四十路に突入したばかりの独身男で、趣味は真面目に暮らすこと。
会社と家の往復だけの生活にも特に不満はない。
……ただし、“うちの家が喋る”ことを除けば、だ。
「ふふふ……三段目の貴様が、我に口を利くとはな。身の程を知れ、庶民段」
階段が、しゃべった。しかも、上段が下段を見下している。比喩じゃない。物理的に見下している。
……この家、ちょっとおかしい。いや、全部おかしい。
「今日も寝室行くだけだから通してくれないか」
「無礼者! 貴様のような“未認証の平民”が六段目以上に立ち入るとは、我が家の秩序を乱す蛮行! 寝るなど百年早いわ!」
どうやら、昨夜の深夜トイレの通行が、階段内閣に“寝室不法侵入”として提出されたらしい。
「誠司さま……」
台所の冷蔵庫・レイさん(※冷蔵庫。冷気と常識の番人)が心配そうに声をかけてくる。
「七段目子爵段より、正式な通行証の提示を求められております」
「冷蔵庫がなぜ階段の代弁者に……?」
「当家は現在、階段主導の階級制度によって運営されております」
「それお前の勝手なルールだろ!」
階段は階級ごとに名称がある。
・一段目:村人段
・三段目:民兵段
・五段目:郷士段
・六段目:男爵段
・七段目:子爵段
・八段目:伯爵段
・九段目:“神段”←自称
特に九段目“神段”は選ばれし者しか踏めない神聖なステージらしく、朝そこを踏み抜いた誠司は“無礼千万の国家反逆者”に認定されていた。

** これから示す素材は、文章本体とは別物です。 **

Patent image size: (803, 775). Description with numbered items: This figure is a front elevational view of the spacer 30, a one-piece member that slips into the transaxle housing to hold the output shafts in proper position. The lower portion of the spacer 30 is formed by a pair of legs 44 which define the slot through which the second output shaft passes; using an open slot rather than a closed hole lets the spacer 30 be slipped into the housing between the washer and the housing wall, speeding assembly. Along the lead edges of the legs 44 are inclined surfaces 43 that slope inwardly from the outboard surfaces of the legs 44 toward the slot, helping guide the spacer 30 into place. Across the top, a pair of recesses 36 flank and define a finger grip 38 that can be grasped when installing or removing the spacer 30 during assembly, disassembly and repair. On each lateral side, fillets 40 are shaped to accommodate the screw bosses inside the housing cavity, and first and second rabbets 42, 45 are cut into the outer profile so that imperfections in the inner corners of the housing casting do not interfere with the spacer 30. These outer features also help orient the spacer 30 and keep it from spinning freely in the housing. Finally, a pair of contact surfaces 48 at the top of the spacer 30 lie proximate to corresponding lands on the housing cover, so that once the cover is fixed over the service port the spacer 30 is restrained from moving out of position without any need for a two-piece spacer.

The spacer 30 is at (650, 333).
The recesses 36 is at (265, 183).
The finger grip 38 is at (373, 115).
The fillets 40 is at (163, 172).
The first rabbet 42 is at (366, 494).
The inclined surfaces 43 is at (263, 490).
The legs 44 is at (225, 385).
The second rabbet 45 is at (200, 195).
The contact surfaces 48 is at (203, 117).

「こんな家、階段でクーデター起きてるの俺んちだけだろ……!」
その時、頼もしい音が聞こえた。
「その凍てついた階級制に、氷の鉄槌を……! ドン・フリーザー、参上だ」
冷凍庫のドン・フリーザーが、氷結モードで床を凍らせながら現れた。
彼はかつて、冷凍うどんを守るためにチルド室と抗争した伝説を持つ、氷の猛者である。
「ドン、やめろ! 床が滑る!」
「奴らの下段支配を許してはならぬ……今宵、神段を民の手に取り戻すぞ!」
ドン・フリーザーの策略により、滑る床で階段が文字通り転がりはじめる。
「バ、バカな! 段の尊厳がッ……!」
最終的に、階段は滑って着地失敗。
三段目〜九段目までの階級名は無効となり、“平等段構造”にリセットされた。
「……やっと寝られる」
「次は風呂のシャワーヘッドが“温水至上主義”を掲げて反乱するって話よ」
と、レイさんがぽつり。風呂、油断ならない。
俺はこの日、改めて実感した。
家の中で、一番危険なのは……段差だ。